Андрейка, весь красный, кивнул…
Работал Жмакин не торопясь, пожалуй только для удовольствия и для того, чтобы не чувствовать себя больным. С приемником дело подвигалось туго. Это был не виданный еще им тип, в схеме он разбирался с величайшим трудом, но все-таки понемножку разбирался, и наконец приемник заработал. В мастерской вдруг заиграл рояль, Жмакин победно зыркнул зелеными глазами и сказал:
– Это что! Ремонтировал я один «супер», так вот где закачаешься. Никакой отстройки, никакого фона, кнопочку нажал и пожалуйста – слушай любую столицу мира…
Немножко поврав и послушав концерт, он пообедал, а потом отправился в контору за получкой. Кассирша выдала ему четырнадцать рублей сорок копеек. Усмехнувшись, он сунул деньги в карман. Давно-давно не было у него денег, заработанных таким путем. И странно ему было, и смешно, и почему-то неловко чего-то…
А в парке его ждал Лапшин, покуривая на солнцепеке, щурясь и думая какую-то свою особую думу.
– Ну как? – спросил он, протягивая Жмакину передачу.
– Можно в тюрьму, – сказал Алексей, косясь на Ивана Михайловича. – Кстати, помните, Корнюхой вы интересовались…
Лапшин вдруг быстро, коротко и очень серьезно на него взглянул.
– А что?
– Да ничего. Рассказывал он мне, когда мы с ним вместе сидели. Брал Корнюха магазин здесь неподалеку, на Петроградской. Не в цвет дело вышло. Подняли по нем ваши дружки стрельбу, в том числе товарищ Бочков. Подранили. Он, конечно, свалился. Его в больницу. Лечили чин чинарем, бульончик там, сухарики, киселек, это вам для здоровья нельзя, а это можно. Вылечили. А потом – десять лет.
– Бывает! – сказал Лапшин равнодушно. И спросил: – Тебе известно, что именно Корнюха убил Толю Грибкова?
Жмакин чуть-чуть отшатнулся от Лапшина, подумал и тихо ответил:
– Нет. Неизвестно.
– Так вот знай. И байки про этого гада лучше не рассказывай.
– А он верно гад? Может, как и у меня, судьба поломатая?
– У него не «поломатая», – передразнил Лапшин. – У него, Алеша, своя судьба.
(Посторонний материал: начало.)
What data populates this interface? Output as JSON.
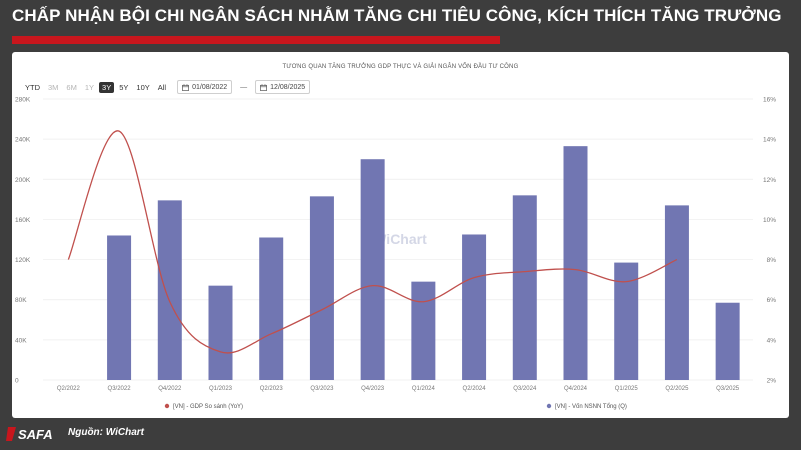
{
  "headline": "CHẤP NHẬN BỘI CHI NGÂN SÁCH NHẰM TĂNG CHI TIÊU CÔNG, KÍCH THÍCH TĂNG TRƯỞNG",
  "source": "Nguồn: WiChart",
  "logo_text": "SAFA",
  "toolbar": {
    "ranges": [
      "YTD",
      "3M",
      "6M",
      "1Y",
      "3Y",
      "5Y",
      "10Y",
      "All"
    ],
    "active_range": "3Y",
    "date_from": "01/08/2022",
    "date_to": "12/08/2025",
    "separator": "—"
  },
  "watermark": "WiChart",
  "colors": {
    "bar": "#7176b2",
    "line": "#c0504d",
    "accent_red": "#c8161d",
    "background": "#3d3d3d"
  },
  "chart_data": {
    "type": "bar",
    "title": "TƯƠNG QUAN TĂNG TRƯỞNG GDP THỰC VÀ GIẢI NGÂN VỐN ĐẦU TƯ CÔNG",
    "categories": [
      "Q2/2022",
      "Q3/2022",
      "Q4/2022",
      "Q1/2023",
      "Q2/2023",
      "Q3/2023",
      "Q4/2023",
      "Q1/2024",
      "Q2/2024",
      "Q3/2024",
      "Q4/2024",
      "Q1/2025",
      "Q2/2025",
      "Q3/2025"
    ],
    "series": [
      {
        "name": "[VN] - Vốn NSNN Tổng (Q)",
        "type": "bar",
        "axis": "left",
        "values": [
          null,
          144000,
          179000,
          94000,
          142000,
          183000,
          220000,
          98000,
          145000,
          184000,
          233000,
          117000,
          174000,
          77000
        ]
      },
      {
        "name": "[VN] - GDP So sánh (YoY)",
        "type": "line",
        "axis": "right",
        "values": [
          8.0,
          14.4,
          5.9,
          3.4,
          4.3,
          5.5,
          6.7,
          5.9,
          7.1,
          7.4,
          7.5,
          6.9,
          8.0,
          null
        ]
      }
    ],
    "y_left": {
      "min": 0,
      "max": 280000,
      "ticks": [
        "0",
        "40K",
        "80K",
        "120K",
        "160K",
        "200K",
        "240K",
        "280K"
      ]
    },
    "y_right": {
      "min": 2,
      "max": 16,
      "ticks": [
        "2%",
        "4%",
        "6%",
        "8%",
        "10%",
        "12%",
        "14%",
        "16%"
      ]
    },
    "grid": true,
    "legend_position": "bottom"
  }
}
Своя.
И такая спокойная, такая уверенная и ничем не поколебимая ненависть прозвучала в этой короткой фразе Лапшина, что Жмакин даже голову втянул в плечи и замолчал надолго. Молчал и Иван Михайлович. Яркое весеннее солнце пекло им лица, от доброго пьянящего воздуха клонило ко сну. Уже набухли почки, крепко пахло землей, молодой березой…
– Что ж, давай съездим, – сказал Лапшин, – тебе полезно по улицам проехаться, хорошо для здоровья…
– Ох, об моем здоровье у всего вашего Управления одно только и есть беспокойство, – сказал Жмакин. – Ночи не спите, включая самого товарища Баландина.
– Может, и не спим, – усмехнувшись чему-то, ответил Лапшин. – Кто нас, Жмакин, знает, мы люди секретные…
У ворот больницы стояла машина. Жмакина выпустили беспрепятственно, неловко ему было только, что позабыл переодеться, так в спецовке и сел рядом с Лапшиным. Иван Михайлович, крякнув, захлопнул дверцу, вывернул руль, машина двинулась, разбрызгивая сияющие весенние лужи.
– Для чего вы меня везете? – спросил Жмакин.
– Для одной встречи.
– Подходики, – сказал Жмакин. – Все вы ко мне подходите. Кабы еще молодой, а то слава богу.
– Прожита жизнь?
– Не надо ко мне подходить, – жалобно заговорил Жмакин. – Честное слово, товарищ начальник, не надо. Я больной человек, психованный, нахожусь на излечении, самоубийство со мной было, чего вы меня тревожите? Папироски, лимончики, беседы. В тюрьму так в тюрьму. Воспитание ребенка. Я не ребенок! Я – жулик! Правильно?
– Правильно! – сказал Лапшин.
В Управлении он своим ключом отпер дверь кабинета, аккуратно повесил плащ на распялку, сдвинул кобуру назад, собрал со стола все бумаги и уложил их в сейф. Взглядом Жмакин следил за ним, ожидая подвоха. Лапшин подмигнул ему и сказал весело:
– Ладно, Алеха, не сердись, печенка лопнет.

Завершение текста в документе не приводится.